In this study, three historical temperature datasets were considered: Pathfinder SST ver.5 [34], ERSST ver.3 [35], and HadISST ver.1.1 [36] for use in the calculation of the following: growth curves (long-term coral growth and mortality module), DHM thresholds (episodic temperature event module), transformation of predicted SST, and probability density functions of seasonal (monthly) temperature variability. Although the satellite-based Pathfinder is in most aspects a superior data set in terms of consistency, precision and accuracy, ERSST was chosen as the historical data set, since it encompasses a longer time span (1854–2008) and can offer more statistical robustness than the Pathfinder (1985–2008) due to its longer time span. ERSST is chosen over HadISST since it compares better in terms of RMS error and bias to Pathfinder SST during periods of overlap (Figure S1). Only ERSST data after year 1945 were used in the analysis, when the estimated standard error falls to less than 0.4°C at all study locations. While somewhat limiting the statistical advantages of the longer time span, it still confers greater robustness than the Pathfinder (53 years versus 23 years).

Model ensemble member generation

Method 1: individual model ensemble.

The bias corrected and scaled SST predictions from each AOGCM that passed the selection criteria were used as input to the coral cover change model. Selection criteria were subjectively defined as models with biases <3°C and seasonal scale differences of <1 standard deviations. This effectively removed 17 of the 41 runs of available model SSTs (across the 20 different AOGCMs) that appeared to be outliers in the multi-model database, at least for SST in the study region. See Table S1 for the model SST selection criteria evaluation statistics. The resulting individual calculations of coral cover change for years 2000–2009 (one for each model passing selection criteria), were then averaged with respect to one another, providing a multi-model mean expressing a ‘most likely’ final outcome among the individual model runs, each considered a possible outcome.

Method 2: Monte Carlo simulation ensemble.
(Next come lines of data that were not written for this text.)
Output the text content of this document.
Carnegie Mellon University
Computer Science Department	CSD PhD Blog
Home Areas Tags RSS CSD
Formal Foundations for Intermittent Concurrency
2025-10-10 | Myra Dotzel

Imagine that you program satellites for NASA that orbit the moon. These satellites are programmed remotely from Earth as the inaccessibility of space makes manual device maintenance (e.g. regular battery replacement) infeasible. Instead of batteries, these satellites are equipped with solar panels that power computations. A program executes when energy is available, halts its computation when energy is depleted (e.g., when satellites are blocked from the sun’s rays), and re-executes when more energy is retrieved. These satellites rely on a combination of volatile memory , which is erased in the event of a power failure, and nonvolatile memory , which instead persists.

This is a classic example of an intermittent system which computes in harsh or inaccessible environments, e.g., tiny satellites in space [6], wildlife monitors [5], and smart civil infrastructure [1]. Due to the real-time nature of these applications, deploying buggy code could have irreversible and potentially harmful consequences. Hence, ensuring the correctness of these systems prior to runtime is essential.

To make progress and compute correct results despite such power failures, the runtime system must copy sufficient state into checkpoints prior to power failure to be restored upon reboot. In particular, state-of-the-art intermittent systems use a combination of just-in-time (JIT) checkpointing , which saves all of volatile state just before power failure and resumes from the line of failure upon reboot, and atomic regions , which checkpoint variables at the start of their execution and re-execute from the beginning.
All AOGCM bias-corrected SST predictions at each location that passed selection criteria (the same as that defined above) were low-pass filtered to remove the model-imposed seasonal fluctuations and then averaged, resulting in a multi-model mean temperature change (increase) for years 2000–2099 for each location. Normal distributions of temperature variance were calculated for each month of the historical time series at each location; different (non-normal) distributions were tested, but did not result in better fit. Future monthly temperature variation about the ensemble mean temperature change is produced using normal random number generation, resulting in a possible future scenario of SST change with seasonal fluctuations constrained by the historical distributions (example, Fig. 5). These SST simulations were used as input to the coral cover change model. The total number of simulations is stopped at 500 at each location; running simulations beyond this number did not result in a significant increase in the variance of possible outcomes of coral cover change. The resulting outcomes express a range of possible outcomes and are averaged to provide a mean expressing a ‘most likely’ net outcome, interpreted similarly as method 1.

Figure 5. Example of temperature prediction using normal distribution of historic temperatures.
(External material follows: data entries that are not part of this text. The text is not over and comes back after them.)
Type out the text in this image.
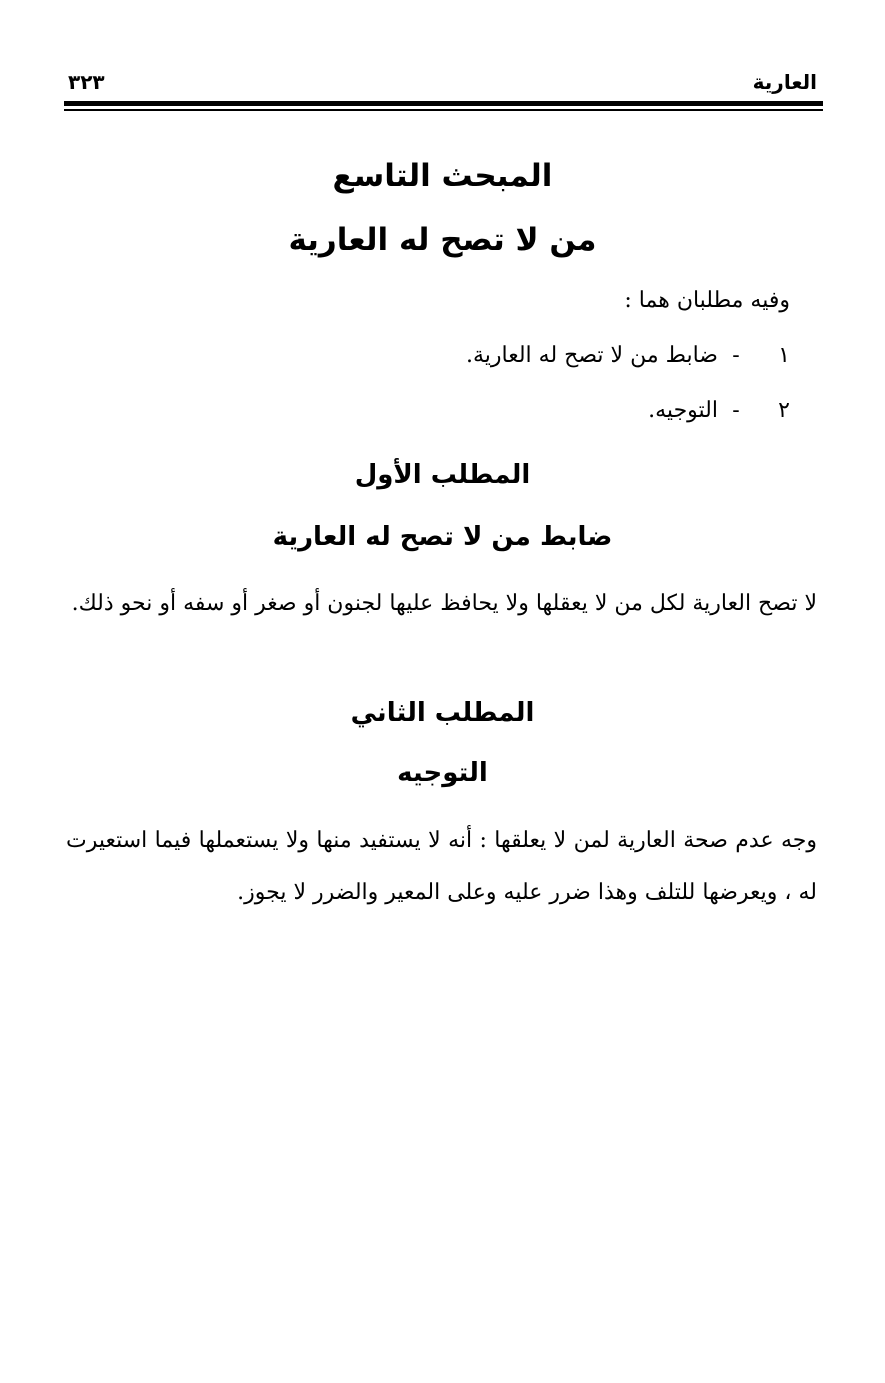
العارية
٣٢٣
المبحث التاسع
من لا تصح له العارية
وفيه مطلبان هما :
١ - ضابط من لا تصح له العارية.
٢ - التوجيه.
المطلب الأول
ضابط من لا تصح له العارية
لا تصح العارية لكل من لا يعقلها ولا يحافظ عليها لجنون أو صغر أو سفه أو نحو ذلك.
المطلب الثاني
التوجيه
وجه عدم صحة العارية لمن لا يعلقها : أنه لا يستفيد منها ولا يستعملها فيما استعيرت له ، ويعرضها للتلف وهذا ضرر عليه وعلى المعير والضرر لا يجوز.
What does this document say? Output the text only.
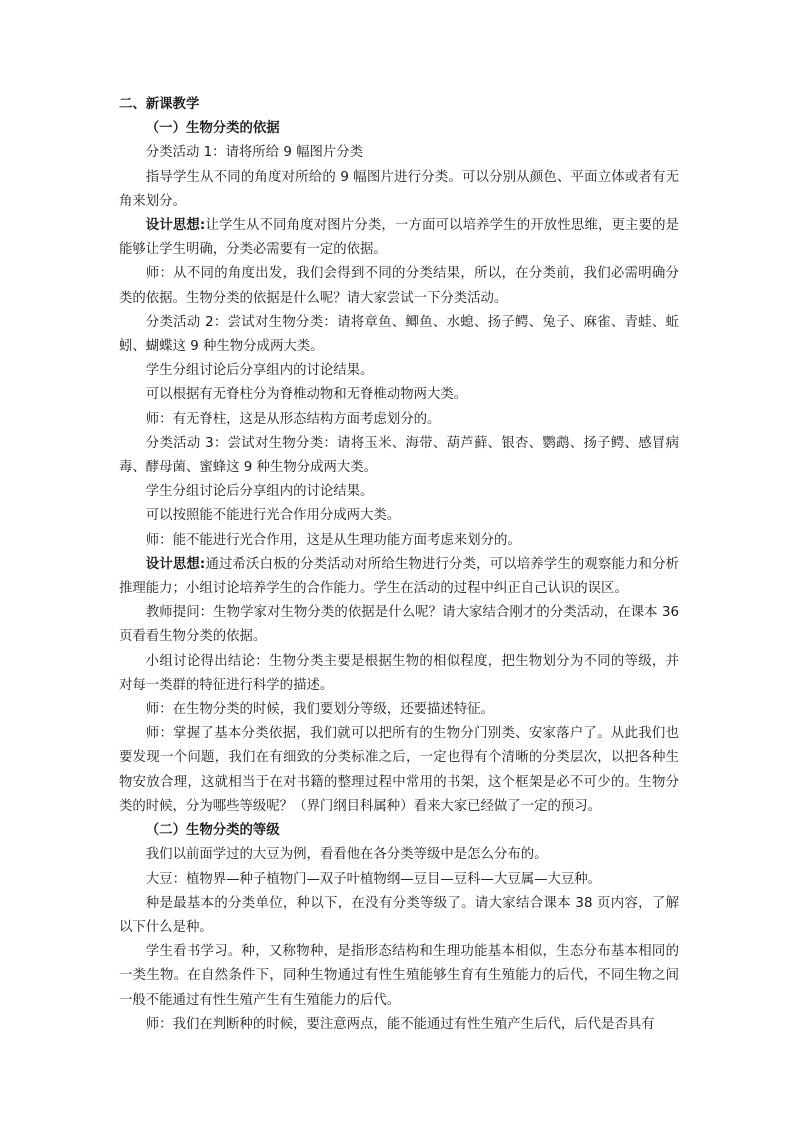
二、新课教学

（一）生物分类的依据

分类活动 1：请将所给 9 幅图片分类

指导学生从不同的角度对所给的 9 幅图片进行分类。可以分别从颜色、平面立体或者有无角来划分。

设计思想:让学生从不同角度对图片分类，一方面可以培养学生的开放性思维，更主要的是能够让学生明确，分类必需要有一定的依据。

师：从不同的角度出发，我们会得到不同的分类结果，所以，在分类前，我们必需明确分类的依据。生物分类的依据是什么呢？请大家尝试一下分类活动。

分类活动 2：尝试对生物分类：请将章鱼、鲫鱼、水螅、扬子鳄、兔子、麻雀、青蛙、蚯蚓、蝴蝶这 9 种生物分成两大类。

学生分组讨论后分享组内的讨论结果。

可以根据有无脊柱分为脊椎动物和无脊椎动物两大类。

师：有无脊柱，这是从形态结构方面考虑划分的。

分类活动 3：尝试对生物分类：请将玉米、海带、葫芦藓、银杏、鹦鹉、扬子鳄、感冒病毒、酵母菌、蜜蜂这 9 种生物分成两大类。

学生分组讨论后分享组内的讨论结果。

可以按照能不能进行光合作用分成两大类。

师：能不能进行光合作用，这是从生理功能方面考虑来划分的。

设计思想:通过希沃白板的分类活动对所给生物进行分类，可以培养学生的观察能力和分析推理能力；小组讨论培养学生的合作能力。学生在活动的过程中纠正自己认识的误区。

教师提问：生物学家对生物分类的依据是什么呢？请大家结合刚才的分类活动，在课本 36 页看看生物分类的依据。

小组讨论得出结论：生物分类主要是根据生物的相似程度，把生物划分为不同的等级，并对每一类群的特征进行科学的描述。

师：在生物分类的时候，我们要划分等级，还要描述特征。

师：掌握了基本分类依据，我们就可以把所有的生物分门别类、安家落户了。从此我们也要发现一个问题，我们在有细致的分类标准之后，一定也得有个清晰的分类层次，以把各种生物安放合理，这就相当于在对书籍的整理过程中常用的书架，这个框架是必不可少的。生物分类的时候，分为哪些等级呢？（界门纲目科属种）看来大家已经做了一定的预习。

（二）生物分类的等级

我们以前面学过的大豆为例，看看他在各分类等级中是怎么分布的。

大豆：植物界—种子植物门—双子叶植物纲—豆目—豆科—大豆属—大豆种。

种是最基本的分类单位，种以下，在没有分类等级了。请大家结合课本 38 页内容，了解以下什么是种。

学生看书学习。种，又称物种，是指形态结构和生理功能基本相似，生态分布基本相同的一类生物。在自然条件下，同种生物通过有性生殖能够生育有生殖能力的后代，不同生物之间一般不能通过有性生殖产生有生殖能力的后代。

师：我们在判断种的时候，要注意两点，能不能通过有性生殖产生后代，后代是否具有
Figure 5a represents distributions of August temperatures at study locations from ERSST ver. 3 (solid lines) and Pathfinder SST ver. 5 (dotted lines). Figure 5b: an example of statistical inversion of historic SST (black lines) about the low-pass filtered multi-model mean from all scenario A1B AOGCMs (red line) to produce SST prediction (FFS) (yellow lines).
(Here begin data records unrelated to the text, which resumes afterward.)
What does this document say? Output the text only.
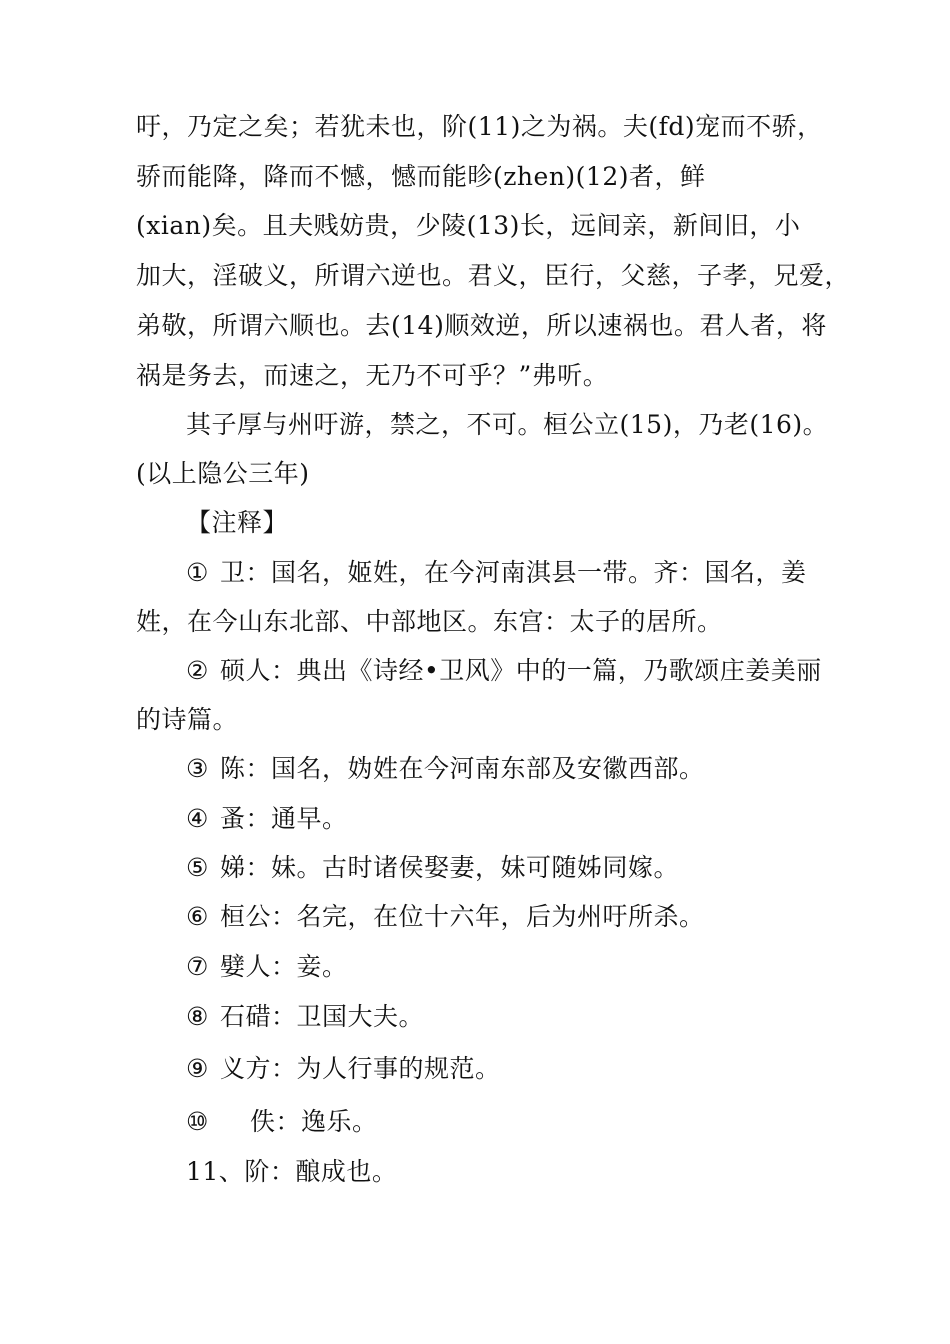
吁，乃定之矣；若犹未也，阶(11)之为祸。夫(fd)宠而不骄，
骄而能降，降而不憾，憾而能昣(zhen)(12)者，鲜
(xian)矣。且夫贱妨贵，少陵(13)长，远间亲，新间旧，小
加大，淫破义，所谓六逆也。君义，臣行，父慈，子孝，兄爱，
弟敬，所谓六顺也。去(14)顺效逆，所以速祸也。君人者，将
祸是务去，而速之，无乃不可乎？”弗听。
其子厚与州吁游，禁之，不可。桓公立(15)，乃老(16)。
(以上隐公三年)
【注释】
① 卫：国名，姬姓，在今河南淇县一带。齐：国名，姜
姓，在今山东北部、中部地区。东宫：太子的居所。
② 硕人：典出《诗经•卫风》中的一篇，乃歌颂庄姜美丽
的诗篇。
③ 陈：国名，妫姓在今河南东部及安徽西部。
④ 蚤：通早。
⑤ 娣：妹。古时诸侯娶妻，妹可随姊同嫁。
⑥ 桓公：名完，在位十六年，后为州吁所杀。
⑦ 嬖人：妾。
⑧ 石碏：卫国大夫。
⑨ 义方：为人行事的规范。
⑩ 佚：逸乐。
11、阶：酿成也。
Model Validation and Sensitivity Analysis

To assess the performance of the model, and put the 21st Century predictions of coral cover change into context, model calculations using AOGCMs input for the years 1900–1999 (from Scenario 20C3M) are included in the analysis. Unfortunately, quantitative estimates of coral cover change over time scales of decades do not exist for these years in the region [37]. Comprehensive coral reef monitoring programs were not established until around 1997–2001 [38], [39] in the Hawaiian Archipelago; repeated surveys of individual reef sites in more remote JOH, FFS, and MID did not occur until around 2003–2005 (Kenyon, personal comm.). This makes model optimization and quantitative evaluation difficult, particularly in regard to recovery rates following episodic mortality events.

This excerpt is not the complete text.